USA Today had an interesting article about a new report on balance and aging. “Loss of balance, it turns out, is not just a problem for the oldest old. Instead — like strength, agility and muscle mass — balance tends to start declining in midlife.”
As we grow older, all of us lose some of our ability to balance leading to falls. This knowledge allows us to recognize our limitations and prevent falls. However, elderly resident who suffer from dementia, delirium, or other cognitive issues may not be aware of their limitations and safety precautions. That is why nursing homes must supervise, care plan, and monitor the effectiveness of the fall prevention interventions used.
The new findings, published in Journals of Gerontology: Medical Sciences, shows a decline earlier in life than many might suspect, says Miriam Morey, a researcher at Duke University School of Medicine. While all the scores fell from the youngest to oldest age groups, scores on the balance and sit-and-stand tests were the first to fall, starting in the 50s, say Morey and co-author Katherine Hall, an assistant professor of medicine at Duke.

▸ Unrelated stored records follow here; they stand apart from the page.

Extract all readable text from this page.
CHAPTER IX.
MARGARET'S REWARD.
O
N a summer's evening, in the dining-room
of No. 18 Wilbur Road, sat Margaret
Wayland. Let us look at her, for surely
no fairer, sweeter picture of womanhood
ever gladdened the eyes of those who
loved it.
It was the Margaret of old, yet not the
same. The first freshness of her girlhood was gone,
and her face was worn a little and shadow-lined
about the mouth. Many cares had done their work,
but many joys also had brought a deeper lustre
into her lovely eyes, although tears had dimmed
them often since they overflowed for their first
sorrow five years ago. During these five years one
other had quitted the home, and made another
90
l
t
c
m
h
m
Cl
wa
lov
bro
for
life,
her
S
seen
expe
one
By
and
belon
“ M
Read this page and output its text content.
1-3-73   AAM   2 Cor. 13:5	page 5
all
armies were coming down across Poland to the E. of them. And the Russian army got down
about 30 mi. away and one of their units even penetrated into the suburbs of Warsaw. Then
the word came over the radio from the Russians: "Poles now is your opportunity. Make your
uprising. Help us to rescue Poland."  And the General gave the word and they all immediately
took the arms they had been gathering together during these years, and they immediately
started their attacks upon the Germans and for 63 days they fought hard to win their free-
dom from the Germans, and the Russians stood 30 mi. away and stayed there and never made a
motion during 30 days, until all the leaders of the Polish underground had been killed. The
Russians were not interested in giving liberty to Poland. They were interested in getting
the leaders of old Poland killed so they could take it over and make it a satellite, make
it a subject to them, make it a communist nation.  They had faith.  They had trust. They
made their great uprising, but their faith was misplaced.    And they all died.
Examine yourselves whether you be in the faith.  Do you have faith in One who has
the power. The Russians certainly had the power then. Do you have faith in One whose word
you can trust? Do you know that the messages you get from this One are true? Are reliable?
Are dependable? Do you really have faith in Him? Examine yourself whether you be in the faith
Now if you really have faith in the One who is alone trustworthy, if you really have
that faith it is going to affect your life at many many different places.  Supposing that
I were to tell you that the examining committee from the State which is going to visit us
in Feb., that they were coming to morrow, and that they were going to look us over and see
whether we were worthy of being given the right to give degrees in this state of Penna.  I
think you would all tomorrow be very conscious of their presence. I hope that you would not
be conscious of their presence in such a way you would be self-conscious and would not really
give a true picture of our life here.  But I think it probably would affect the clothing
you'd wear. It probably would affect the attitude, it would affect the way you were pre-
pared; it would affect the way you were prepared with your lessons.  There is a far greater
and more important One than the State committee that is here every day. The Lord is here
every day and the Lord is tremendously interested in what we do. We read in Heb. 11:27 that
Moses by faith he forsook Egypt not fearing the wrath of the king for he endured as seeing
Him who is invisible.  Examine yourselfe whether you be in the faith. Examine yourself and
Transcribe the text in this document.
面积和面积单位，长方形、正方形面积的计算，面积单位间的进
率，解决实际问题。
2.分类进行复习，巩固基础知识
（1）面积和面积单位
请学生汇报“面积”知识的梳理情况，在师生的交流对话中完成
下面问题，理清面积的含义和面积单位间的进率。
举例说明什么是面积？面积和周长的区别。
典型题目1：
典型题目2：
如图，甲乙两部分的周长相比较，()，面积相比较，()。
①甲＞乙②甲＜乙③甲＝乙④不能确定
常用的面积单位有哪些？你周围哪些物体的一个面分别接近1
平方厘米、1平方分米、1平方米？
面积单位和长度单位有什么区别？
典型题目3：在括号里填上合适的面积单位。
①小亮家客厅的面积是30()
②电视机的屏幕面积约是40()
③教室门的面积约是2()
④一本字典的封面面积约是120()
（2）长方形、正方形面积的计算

About one-third of adults over 65 fall each year, according the Centers for Disease Control and Prevention. While there’s less fall data on younger adults, studies suggest that at least one in 10 falls each year. Most are not seriously injured, but broken bones and head injuries from falls land about 700,000 people in hospitals each year, the CDC says.
“Balance is not just a matter of how well the vestibular system of the inner ear is working. Declines in strength, flexibility, vision, touch and mental functioning can all contribute to balance problems, says Peter Wayne, an assistant professor of medicine at Harvard Medical School.”
“Balance is a very complicated process,” he says. But improving it can be simple, the experts say. Here are a few tips:
• Practice standing on one foot, challenging yourself to increase the duration. You can do it on line at the grocery store or while brushing your teeth. If that’s too difficult at first, start by using a chair back or bathroom counter for support. If it’s easy, try raising your foot higher or holding it out to the side. For extra challenge, try standing on a throw pillow or closing your eyes.
• Try heel-to-toe walking, as if on a balance beam.
• Practice getting in and out of a chair without using your hands.
• Exercise while standing on a wobble board or Bosu ball (an inflated rubber disc on a stable platform).
• Try tai chi or yoga. The evidence that tai chi can improve balance is especially strong, and studies show it is quite safe for people of all ages and fitness levels. In a typical class, a series of movements is performed in a slow, graceful flow, accompanied by meditative deep breathing.